A cultura da automedicação brasileira deve ser evitada em todas as situações, mas, no caso de suspeitas de doenças relacionadas ao Aedes, a situação pode ser mais grave. “A mensagem principal é que ninguém faça automedicação, mas que busque sempre um serviço de saúde. Alguns remédios muito comuns nas casas das pessoas podem ser perigosos se utilizados em caso de dengue”, esclarece. Produtos com princípios ativos naturalmente anticoagulantes aumentam as chances de hemorragias e podem agravar os casos de dengue, zika e chikungunya.
Entre as medicações que estão formalmente contraindicados, o ácido acetilsalicílico, ou AAS, é o principal deles. Vários antigripais contêm o AAS na formulação, o que desperta o alerta para a importância de ler a bula dos produtos. Outros medicamentos contraindicados são os anti-inflamatórios hormonais e não hormonais, tais como o ibuprofeno, nimesulida ou diclofenaco.
Sintomas
Como saber se existe suspeita de doenças relacionadas ao mosquito? Os principais sintomas das doenças transmitidas pelo Aedes aegypti são:
Dengue: febre alta súbita, dor de cabeça e dor no corpo e articulações, náuseas e vômitos, também podem haver manchas vermelhas no corpo e coceira.

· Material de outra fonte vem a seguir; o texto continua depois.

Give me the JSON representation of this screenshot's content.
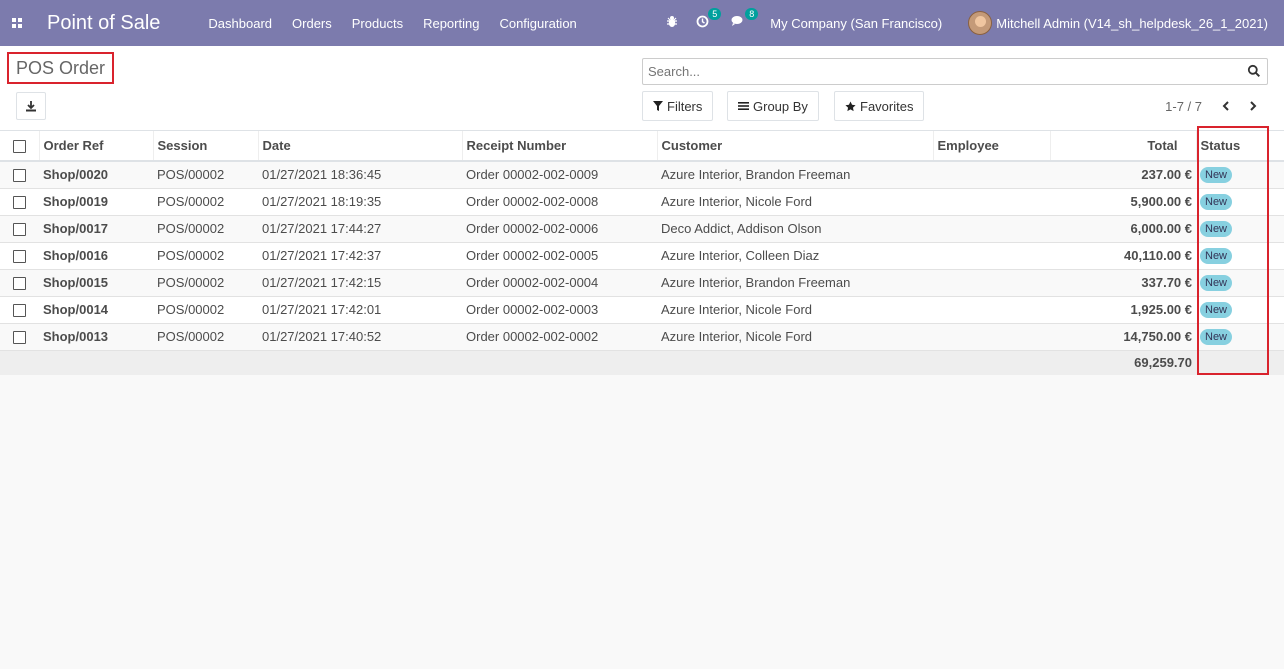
{
  "navbar": {
    "brand": "Point of Sale",
    "menu": [
      "Dashboard",
      "Orders",
      "Products",
      "Reporting",
      "Configuration"
    ],
    "activity_count": "5",
    "message_count": "8",
    "company": "My Company (San Francisco)",
    "user": "Mitchell Admin (V14_sh_helpdesk_26_1_2021)"
  },
  "control": {
    "title": "POS Order",
    "search_placeholder": "Search...",
    "filters_label": "Filters",
    "groupby_label": "Group By",
    "favorites_label": "Favorites",
    "pager": "1-7 / 7"
  },
  "table": {
    "columns": [
      "Order Ref",
      "Session",
      "Date",
      "Receipt Number",
      "Customer",
      "Employee",
      "Total",
      "Status"
    ],
    "rows": [
      {
        "ref": "Shop/0020",
        "session": "POS/00002",
        "date": "01/27/2021 18:36:45",
        "receipt": "Order 00002-002-0009",
        "customer": "Azure Interior, Brandon Freeman",
        "employee": "",
        "total": "237.00 €",
        "status": "New"
      },
      {
        "ref": "Shop/0019",
        "session": "POS/00002",
        "date": "01/27/2021 18:19:35",
        "receipt": "Order 00002-002-0008",
        "customer": "Azure Interior, Nicole Ford",
        "employee": "",
        "total": "5,900.00 €",
        "status": "New"
      },
      {
        "ref": "Shop/0017",
        "session": "POS/00002",
        "date": "01/27/2021 17:44:27",
        "receipt": "Order 00002-002-0006",
        "customer": "Deco Addict, Addison Olson",
        "employee": "",
        "total": "6,000.00 €",
        "status": "New"
      },
      {
        "ref": "Shop/0016",
        "session": "POS/00002",
        "date": "01/27/2021 17:42:37",
        "receipt": "Order 00002-002-0005",
        "customer": "Azure Interior, Colleen Diaz",
        "employee": "",
        "total": "40,110.00 €",
        "status": "New"
      },
      {
        "ref": "Shop/0015",
        "session": "POS/00002",
        "date": "01/27/2021 17:42:15",
        "receipt": "Order 00002-002-0004",
        "customer": "Azure Interior, Brandon Freeman",
        "employee": "",
        "total": "337.70 €",
        "status": "New"
      },
      {
        "ref": "Shop/0014",
        "session": "POS/00002",
        "date": "01/27/2021 17:42:01",
        "receipt": "Order 00002-002-0003",
        "customer": "Azure Interior, Nicole Ford",
        "employee": "",
        "total": "1,925.00 €",
        "status": "New"
      },
      {
        "ref": "Shop/0013",
        "session": "POS/00002",
        "date": "01/27/2021 17:40:52",
        "receipt": "Order 00002-002-0002",
        "customer": "Azure Interior, Nicole Ford",
        "employee": "",
        "total": "14,750.00 €",
        "status": "New"
      }
    ],
    "footer_total": "69,259.70"
  }
}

Zika: febre não muito alta, dor de cabeça, dor nas articulações, manchas vermelhas no corpo com coceira, vermelhidão nos olhos e cansaço, em algumas pessoas pode não ter nenhum sintoma.
Chikungunya:  doença que ocorre junto com a dengue e cujos sintomas se confundem: febre alta súbita, dor de cabeça constante, manchas vermelhas no corpo com coceira intensa e dor forte nas articulações com inchaço.
Porém, Divino Valero ressalta que algumas vezes os sintomas podem aparecer parcialmente ou nem mesmo aparecerem, como é o caso da Zika. “Alguns pacientes podem não ter nenhum sintoma, por isso, o melhor é sempre ir ao médico. Você pode tratar uma doença de forma errada e piorar a situação”, esclarece.
Prevenir é melhor que remediar
A melhor forma de prevenir a dengue, zika e chikungunya é acabar com o mosquito, não deixando nenhum recipiente acumular água. Uma tampa de garrafa com água é o suficiente para o mosquito se reproduzir.
Fonte: Blog da Saúde.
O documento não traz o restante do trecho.